Whether full AI or machine learning, there is potential for a much more fundamental shift in the industry. In the past, the most valuable data about what works in a design and what doesn’t came from the fab. From there, it trickled back to design teams and EDA companies, which routinely complained they never received enough data. That situation has improved over the years, but it’s still lopsided. With AI/ML, data needs to flow in two directions, and it potentially can be combined in ways that were previously considered impractical.

“Within physical design, one of the things we work on involves defect information you get off the fab floor,” said Sawicki. “And now I want to tie that back to understand how my image patterns are tying into that to learn more about what other patterns might go bad. That is being done on the same tool infrastructure as other parts of Calibre, for example, that are being used to do machine learning, OPC, and like. So you can put in place a common infrastructure around a number of different applications. It doesn’t necessarily mean that you have this one AI engine that works for Calibre and functional verification. These are very different problems. But there is a lot of interaction between where people will learn.”

Conclusion
It’s important to distinguish between machine learning, which is a subset of AI, and the larger AI, which is much more difficult to apply in EDA. Frequently, the terms are used interchangeably, even in the names of tools. But real AI is only slowly being applied to semiconductor design because it takes time to figure out if the results are accurate enough, consistent, and scalable.

Semiconductor design is becoming much more complex, and as it moves into advanced packaging, it’s also becoming much more domain-specific and heterogeneous.

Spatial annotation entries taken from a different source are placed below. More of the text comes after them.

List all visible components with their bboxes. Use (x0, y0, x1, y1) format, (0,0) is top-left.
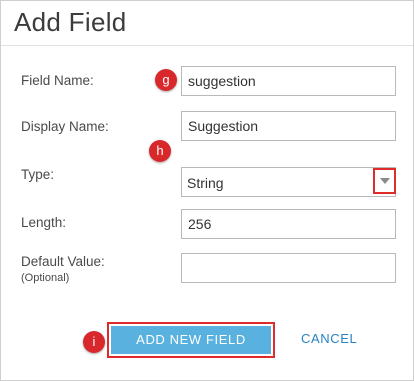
add-field-dialog: Add Field Field Name: g Display Name: h … (0, 0, 414, 381)
length-input[interactable] (181, 209, 396, 239)
step-marker-h: h (149, 140, 171, 162)
step-marker-i: i (83, 331, 105, 353)
step-marker-g: g (155, 69, 177, 91)
default-value-input[interactable] (181, 253, 396, 283)
type-dropdown-button[interactable] (373, 168, 396, 194)
display-name-label: Display Name: (21, 119, 109, 134)
type-select[interactable]: String (181, 167, 396, 197)
cancel-button[interactable]: CANCEL (301, 331, 357, 346)
field-name-input[interactable] (181, 66, 396, 96)
length-label: Length: (21, 215, 67, 230)
display-name-input[interactable] (181, 111, 396, 141)
optional-hint: (Optional) (21, 272, 70, 284)
add-button-highlight: ADD NEW FIELD (107, 322, 275, 358)
dialog-title: Add Field (14, 7, 127, 37)
type-select-value: String (187, 175, 224, 191)
field-name-label: Field Name: (21, 73, 94, 88)
default-value-label: Default Value: (21, 254, 105, 269)
add-new-field-button[interactable]: ADD NEW FIELD (111, 326, 271, 354)
chevron-down-icon (380, 178, 390, 184)
type-label: Type: (21, 167, 55, 182)
title-divider (1, 45, 413, 46)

Finding patterns that span multiple portions of a design, and then determining which are applicable to other designs or even derivatives, is a massive challenge for EDA companies. But it also requires more expertise than the chip industry has today to realize the potential.

“In order to apply artificial intelligence to learning solutions, you need people who know what they’re doing,” said AMD’s Farkash. “We have to educate them, wait until they come out of school, and help us where we need to go. But on the other hand, we have to fear people who think they know what they’re doing. So this will be the biggest challenge. Opportunity is easy. I have worked on two dozen different topics in which I applied machine learning processes, and wherever I look I see an opportunity — mostly for design exploration, verification, and simulation. It’s everywhere.”